On the basis of these tests, he concluded that the terrace was curtilage listed as it was: attached to the mill by a corridor at one end and formed an enclosure with it; historically in the same ownership and at the time of listing; and built to serve the mill functionally. This case thus determined that the curtilage of a listed building includes “any related objects or structures which naturally form, or formed, with the listed building an integral whole” (Justice Stephenson, 1982). Crucially, it also confirmed that in defining curtilage, the boundaries should be determined on a case by case basis as there is no ‘one size fits all’ approach – providing that it follows the wording of the Act and considers the Calderdale tests. These tests are still used to define curtilage listing and are included in the Historic England Advice Note 10 on the subject.

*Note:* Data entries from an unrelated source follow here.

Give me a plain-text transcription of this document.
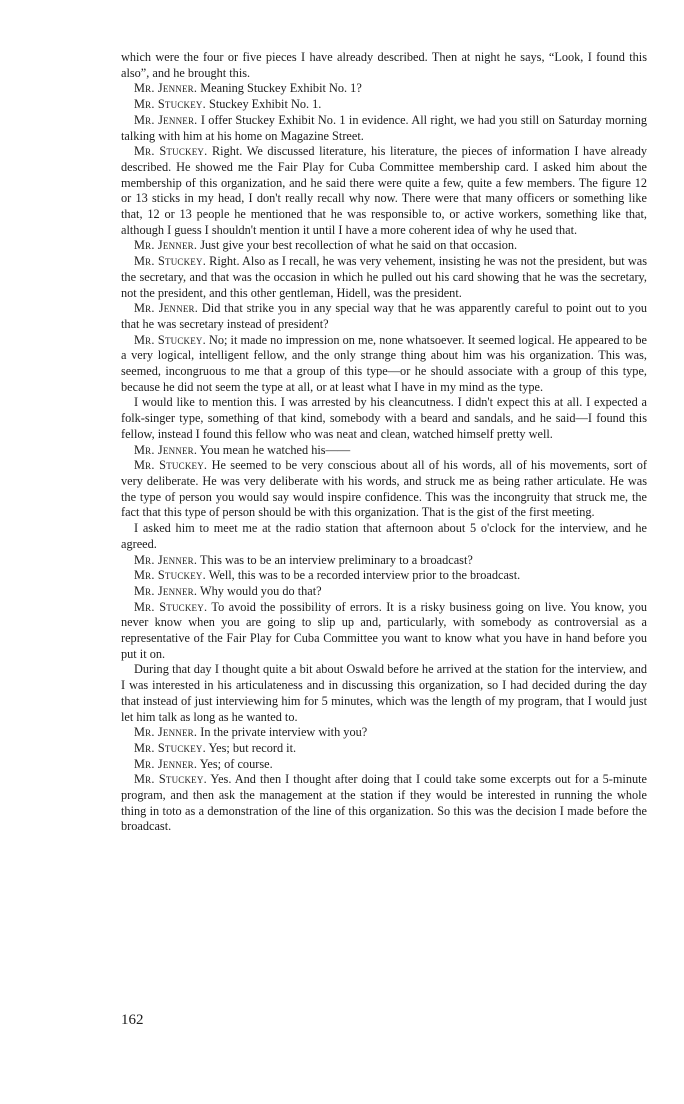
which were the four or five pieces I have already described. Then at night he says, “Look, I found this also”, and he brought this.

Mr. Jenner. Meaning Stuckey Exhibit No. 1?

Mr. Stuckey. Stuckey Exhibit No. 1.

Mr. Jenner. I offer Stuckey Exhibit No. 1 in evidence. All right, we had you still on Saturday morning talking with him at his home on Magazine Street.

Mr. Stuckey. Right. We discussed literature, his literature, the pieces of information I have already described. He showed me the Fair Play for Cuba Committee membership card. I asked him about the membership of this organization, and he said there were quite a few, quite a few members. The figure 12 or 13 sticks in my head, I don't really recall why now. There were that many officers or something like that, 12 or 13 people he mentioned that he was responsible to, or active workers, something like that, although I guess I shouldn't mention it until I have a more coherent idea of why he used that.

Mr. Jenner. Just give your best recollection of what he said on that occasion.

Mr. Stuckey. Right. Also as I recall, he was very vehement, insisting he was not the president, but was the secretary, and that was the occasion in which he pulled out his card showing that he was the secretary, not the president, and this other gentleman, Hidell, was the president.

Mr. Jenner. Did that strike you in any special way that he was apparently careful to point out to you that he was secretary instead of president?

Mr. Stuckey. No; it made no impression on me, none whatsoever. It seemed logical. He appeared to be a very logical, intelligent fellow, and the only strange thing about him was his organization. This was, seemed, incongruous to me that a group of this type—or he should associate with a group of this type, because he did not seem the type at all, or at least what I have in my mind as the type.

I would like to mention this. I was arrested by his cleancutness. I didn't expect this at all. I expected a folk-singer type, something of that kind, somebody with a beard and sandals, and he said—I found this fellow, instead I found this fellow who was neat and clean, watched himself pretty well.

Mr. Jenner. You mean he watched his——

Mr. Stuckey. He seemed to be very conscious about all of his words, all of his movements, sort of very deliberate. He was very deliberate with his words, and struck me as being rather articulate. He was the type of person you would say would inspire confidence. This was the incongruity that struck me, the fact that this type of person should be with this organization. That is the gist of the first meeting.

I asked him to meet me at the radio station that afternoon about 5 o'clock for the interview, and he agreed.

Mr. Jenner. This was to be an interview preliminary to a broadcast?

Mr. Stuckey. Well, this was to be a recorded interview prior to the broadcast.

Mr. Jenner. Why would you do that?

Mr. Stuckey. To avoid the possibility of errors. It is a risky business going on live. You know, you never know when you are going to slip up and, particularly, with somebody as controversial as a representative of the Fair Play for Cuba Committee you want to know what you have in hand before you put it on.

During that day I thought quite a bit about Oswald before he arrived at the station for the interview, and I was interested in his articulateness and in discussing this organization, so I had decided during the day that instead of just interviewing him for 5 minutes, which was the length of my program, that I would just let him talk as long as he wanted to.

Mr. Jenner. In the private interview with you?

Mr. Stuckey. Yes; but record it.

Mr. Jenner. Yes; of course.

Mr. Stuckey. Yes. And then I thought after doing that I could take some excerpts out for a 5-minute program, and then ask the management at the station if they would be interested in running the whole thing in toto as a demonstration of the line of this organization. So this was the decision I made before the broadcast.

162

Curtilage is not necessarily defined by its size and it does not have to necessarily be a small geographic area. It was decided in the case of Skerritts of Nottingham v Secretary of State for the Environment, Transport and the Regions, 1999 that “whether land was in the curtilage of a building was a matter of fact and degree. The curtilage need not be small, nor was the idea of smallness inherent in the term. The curtilage of a principal manor house, for example, was likely to include stables and other outbuildings”. Where large areas of land are concerned it is often important to look at the landscape character of the land in question to determine whether it plays a tangible role in supporting operations associated with the principal building, for example, accommodating domestic functions associated with a country house.
While concepts of domestic use are helpful in defining curtilage, non-domestic curtilage relationships can be even less clear. A prime example of this is historic farmsteads, particularly when an ancillary building historically owned and associated with a listed property falls into separate use.